By, Hillel Solow, Serverless Security R&D

With AWS Lambda, the stateless and ephemeral nature of serverless functions shifts the way attackers approach these systems. Some of the key ramifications of this shift are:

  • The move to repetitive stateless attacks, where attackers leverage one or more application weaknesses to do some small volume of the overall attack, and repeat this process until the attack is complete.
  • The importance of protecting against upstream supply chain injection attacks, where attackers take advantage of your functions’ dependency on third party code, and find one of these modules that doesn’t properly protect itself. The attacker then injects their malicious code into this module, and waits for the attack to trickle down into your functions.

If this does not sound scary to you, read David Gilbertson’s excellent work of fiction here.

(This is of course just as relevant in non-serverless applications, but because it is much harder to achieve persistence in ephemeral compute, attackers will look at this vector more seriously in the serverless realm.)

AWS Lambda Stateless Gives a False Sense of App Security

But let us revisit the assumptions. If there is one lesson you should learn in security, it’s that the greatest security flaws stem from faulty assumptions. It is precisely because you believe all the marketing about your new all-wheel-drive jeep that you may take a turn too quickly and put yourself in danger. If you were driving a Hyundai Accent you would probably be a lot more careful.

Much of our security thinking might be based on the assumption that attackers cannot live for more than a few minutes in our system. The fact that cloud providers are intentionally vague about how and when they recycle serverless runtimes makes it easy to miss the fact that these functions can live for hours, or maybe even days.

That being the case, we actually do need to consider the possibility that an attacker could find a way to stay in our system and do extended damage.

AWS Lambda Stateless – Cold Start

Anyone who has spent time with FaaS systems can often be found murmuring in his sleep “No, not a Cold Start!” Let us quickly cover a very simplified view of how the cloud providers handle events that trigger our functions.

The Lifecycle of a Function

As you can see, both you and the cloud provider want to stay away from the “cold start” penalty (both in terms of cost and in terms of latency) and so over the past few years, providers are keeping containers warm for longer and longer to try and make sure that your requests can be handled as quickly as possible.
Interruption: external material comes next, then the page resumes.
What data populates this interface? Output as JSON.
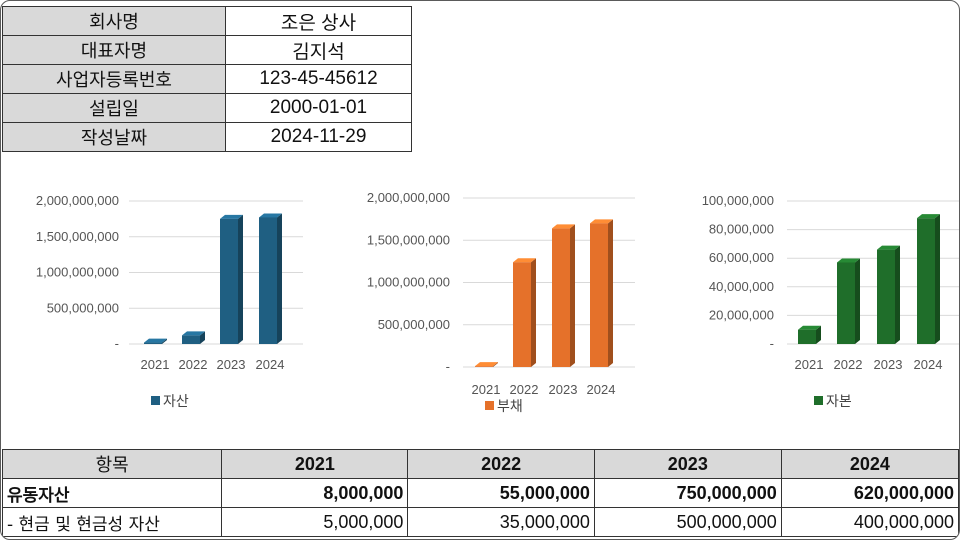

From a performance perspective, that is a positive thing. From a security perspective, on the other hand, that can be a step backwards. That is because AWS Lambda stateless & ephemeral nature meant that even if an attacker found a way to infiltrate your running function, they couldn’t rely on being around for too long. With the function runtime containers surviving for longer and longer, we need to be concerned about these “persistent” attacks again.

Yeah? Show Me…

Ok, let us look at a quick, if slightly naive example. Say you have an AWS Lambda function that ties to an API Gateway entry that allows users to update their payment information.

Our code-injection vulnerable AWS Lambda

Now, you have read the serverless security blogs. You get it. You configured the permissions on this function perfectly. All it can do is insert a record into the database. Even if an attacker can exploit your eval instruction on line 8, how much damage could they do? After all, they can only insert extra rows in the table, but that is not the end of the world.

Except that this container could stick around for a while. Imagine an attacker that sends the following data to your function (I have added some line breaks in the JSON to make it more readable; JSON does not really support multiline strings…):

Attack message the injects code to steal credit cards

Instead of just containing some payment info, this attack payload actually injects some code into your function. From now on, each time an innocent user passes her credit card information to your application; our attacker is going to get a copy. If the attacker is smart, he will try to infect as many containers as possible. He can do this, for example, by sending this malicious attack several hundred times in parallel, infecting many containers at once. If he is even smarter, he will endeavor to keep your containers warm and prevent losing his foothold in the application.

The challenge for this attack is that there is a one-time spike of one or more attack payloads, followed by nothing malevolent. And yet, your attacker can receive a stream of payment details stolen from your customers for hours or even days.

So much for AWS Lambda stateless and ephemeral…

OK, Enough Fear Mongering, What Do I Do to Protect from Serverless Attacks?

Ok, sorry. We do not mean it badly, us security people. We just naturally focus on the challenges, not the benefits. None of this makes serverless bad. In fact, at most, it means serverless is just like non-serverless in this respect.

There are several things we should do, though, to help minimize our risk.

  1. Do not assume
  2. Educate your developers to write secure code, and practice secure development.
  3. Protect your application with state-of-the-art serverless security tools that will help prevent the attacks, and detect anything that slips through
  4. Control your ephemerality: some security tools, including our own Check Point CloudGuard solution, can force containers to recycle efficiently if they live too long, minimizing this attack surface

Serverless architectures are a leap forward in software engineering and present both challenges and opportunities when securing your applications. It is critical to keep your eyes open when considering all of the security risks and make sure you are using all the right tools and processes to protect your users and their data.